Is the entrepreneur lite career path right for you? There are many things to consider, including Gilfillan’s five Cs, which he summarizes as:
• Capital: Most franchise companies require a minimum level of liquid capital. A number of costs beyond the initial fee need to be considered when you’re investing in a franchise. There will be legal fees, rent, royalty fees, and equipment and inventory to purchase – to name some costs. Keep in mind that there is a ramp-up period with any business. You need enough money to cover your expenses during this time when more money will be going out than coming in. Meanwhile, the ordinary expenses of life continue.
• Capacity: You must have a certain level of business acumen. As a business owner, you must understand people and how to motivate, lead and support employees. Experience in sales and operations management is a plus.

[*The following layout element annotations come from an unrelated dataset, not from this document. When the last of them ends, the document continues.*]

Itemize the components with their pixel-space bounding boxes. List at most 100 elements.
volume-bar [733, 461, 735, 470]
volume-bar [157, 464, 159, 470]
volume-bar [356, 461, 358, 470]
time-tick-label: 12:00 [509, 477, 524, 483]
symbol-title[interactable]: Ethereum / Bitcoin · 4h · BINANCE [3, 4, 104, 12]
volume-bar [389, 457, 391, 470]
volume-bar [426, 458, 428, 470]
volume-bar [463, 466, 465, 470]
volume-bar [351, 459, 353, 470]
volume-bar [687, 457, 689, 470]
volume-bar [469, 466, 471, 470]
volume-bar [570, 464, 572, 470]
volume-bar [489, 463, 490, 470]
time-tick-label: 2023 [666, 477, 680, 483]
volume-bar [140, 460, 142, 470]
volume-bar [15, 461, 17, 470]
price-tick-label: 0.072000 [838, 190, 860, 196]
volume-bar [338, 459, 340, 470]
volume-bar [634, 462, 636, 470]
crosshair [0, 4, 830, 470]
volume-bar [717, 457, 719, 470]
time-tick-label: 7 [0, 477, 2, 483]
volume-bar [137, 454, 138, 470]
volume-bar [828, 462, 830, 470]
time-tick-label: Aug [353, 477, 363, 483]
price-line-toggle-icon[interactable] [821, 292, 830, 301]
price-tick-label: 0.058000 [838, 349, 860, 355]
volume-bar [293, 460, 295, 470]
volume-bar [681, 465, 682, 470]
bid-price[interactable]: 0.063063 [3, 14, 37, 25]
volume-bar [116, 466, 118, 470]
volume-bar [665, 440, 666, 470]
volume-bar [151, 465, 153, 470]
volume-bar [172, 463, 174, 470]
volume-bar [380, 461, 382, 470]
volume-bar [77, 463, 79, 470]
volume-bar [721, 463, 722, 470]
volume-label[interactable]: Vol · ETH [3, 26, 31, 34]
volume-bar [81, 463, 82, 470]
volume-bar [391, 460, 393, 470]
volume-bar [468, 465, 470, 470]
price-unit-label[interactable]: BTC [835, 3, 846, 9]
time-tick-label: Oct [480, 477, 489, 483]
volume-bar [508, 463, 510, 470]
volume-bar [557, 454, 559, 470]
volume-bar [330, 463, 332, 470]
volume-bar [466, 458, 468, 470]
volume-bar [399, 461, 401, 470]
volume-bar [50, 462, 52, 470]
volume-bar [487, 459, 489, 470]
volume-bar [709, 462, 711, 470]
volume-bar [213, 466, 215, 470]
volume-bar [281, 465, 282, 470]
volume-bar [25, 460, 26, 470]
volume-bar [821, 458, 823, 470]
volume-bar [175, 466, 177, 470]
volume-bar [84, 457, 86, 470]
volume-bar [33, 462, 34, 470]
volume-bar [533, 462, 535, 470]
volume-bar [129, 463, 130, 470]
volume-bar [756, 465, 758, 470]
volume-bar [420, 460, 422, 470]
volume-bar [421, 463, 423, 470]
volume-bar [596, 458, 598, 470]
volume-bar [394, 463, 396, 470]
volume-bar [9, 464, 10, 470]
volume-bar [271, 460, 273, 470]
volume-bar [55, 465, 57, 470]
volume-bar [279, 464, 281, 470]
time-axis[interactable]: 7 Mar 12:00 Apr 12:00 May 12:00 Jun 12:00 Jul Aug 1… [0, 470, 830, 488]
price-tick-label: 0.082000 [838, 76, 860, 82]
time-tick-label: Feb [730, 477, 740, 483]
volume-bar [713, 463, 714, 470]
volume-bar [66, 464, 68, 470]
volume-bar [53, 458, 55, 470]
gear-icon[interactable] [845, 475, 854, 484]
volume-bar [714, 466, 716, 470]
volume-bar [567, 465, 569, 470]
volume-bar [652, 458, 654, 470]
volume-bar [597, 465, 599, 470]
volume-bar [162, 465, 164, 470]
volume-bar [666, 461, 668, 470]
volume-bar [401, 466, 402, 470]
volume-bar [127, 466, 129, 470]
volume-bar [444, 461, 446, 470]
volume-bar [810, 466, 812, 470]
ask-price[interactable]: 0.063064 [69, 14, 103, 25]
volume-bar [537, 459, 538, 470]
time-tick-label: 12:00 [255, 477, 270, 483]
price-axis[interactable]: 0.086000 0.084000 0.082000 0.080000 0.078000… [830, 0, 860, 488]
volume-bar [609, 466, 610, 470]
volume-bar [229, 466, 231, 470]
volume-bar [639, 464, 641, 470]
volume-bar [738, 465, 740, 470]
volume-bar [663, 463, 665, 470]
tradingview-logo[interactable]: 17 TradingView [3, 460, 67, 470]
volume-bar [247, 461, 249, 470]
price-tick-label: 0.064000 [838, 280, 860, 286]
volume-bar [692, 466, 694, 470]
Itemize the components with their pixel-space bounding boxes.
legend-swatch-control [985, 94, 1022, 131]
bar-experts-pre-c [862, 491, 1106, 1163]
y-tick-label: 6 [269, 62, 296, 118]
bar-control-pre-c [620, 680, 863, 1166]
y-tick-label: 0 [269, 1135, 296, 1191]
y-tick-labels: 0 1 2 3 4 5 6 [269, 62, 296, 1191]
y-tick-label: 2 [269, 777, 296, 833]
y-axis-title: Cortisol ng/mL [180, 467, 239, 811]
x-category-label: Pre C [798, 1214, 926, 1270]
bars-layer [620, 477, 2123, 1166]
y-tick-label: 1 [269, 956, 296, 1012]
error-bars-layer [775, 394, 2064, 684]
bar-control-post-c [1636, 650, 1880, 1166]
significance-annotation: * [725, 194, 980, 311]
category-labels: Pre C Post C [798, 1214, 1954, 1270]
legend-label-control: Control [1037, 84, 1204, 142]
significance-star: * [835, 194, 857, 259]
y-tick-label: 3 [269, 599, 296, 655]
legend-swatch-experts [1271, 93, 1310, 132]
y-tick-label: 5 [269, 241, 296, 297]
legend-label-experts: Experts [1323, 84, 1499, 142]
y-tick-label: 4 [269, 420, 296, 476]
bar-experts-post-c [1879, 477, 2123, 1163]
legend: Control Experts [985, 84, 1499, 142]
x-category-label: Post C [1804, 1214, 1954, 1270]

It takes strong leadership skills to build a business and develop a reliable staff, and savvy hiring skills will save you from costly mistakes.
• Cooperation: A franchisor will have a detailed plan for you to follow—and they need to know you will embrace that plan in a spirit of cooperation. They want to feel confident that you’ll follow their procedures and systems to create a consistent product and service upon which they can build their brand.
• Character: Franchisors expect the people with whom they partner to operate with honesty and integrity. As a franchisee, you will be representing the brand, and franchisors will take a close look at how well you will do that. A company may do a background check on their candidates to make an assessment of this quality.
• Customer satisfaction: Warren Buffett famously said, “It takes 20 years to build a reputation and five minutes to ruin it.” Think about your own shopping and service provider experiences and how those interactions have shaped your opinion of businesses. Everyday transactions can earn your repeat business—or ensure you won’t be back. Do you have the desire and passion to create a superior customer experience? A franchise needs to ensure that you will take good care of customers.
About Pete Gilfillan
With more than 20 years of experience as a corporate executive and small business ownership, Pete Gilfillan is a matchmaker for entrepreneurs who seek career independence via franchise ownership. He also is author of the book Hire Yourself: Control Your Own Destiny through Franchise Ownership. As a young man, he worked 17 years at Ford Motor Company, rapidly advanced to general manager, when he guided 600 franchise dealerships generating $5 billion in revenue. Gilfillan became a franchise owner in 2010 when he purchased a multi-state master license to a junk removal franchise. Since 2011, he has been working as an independent franchise consultant with FranChoice to help potential franchisees gather information, evaluate opportunities and make smart selections in franchise ownership. Gilfillan is a graduate of the University of Wisconsin–Eau Claire.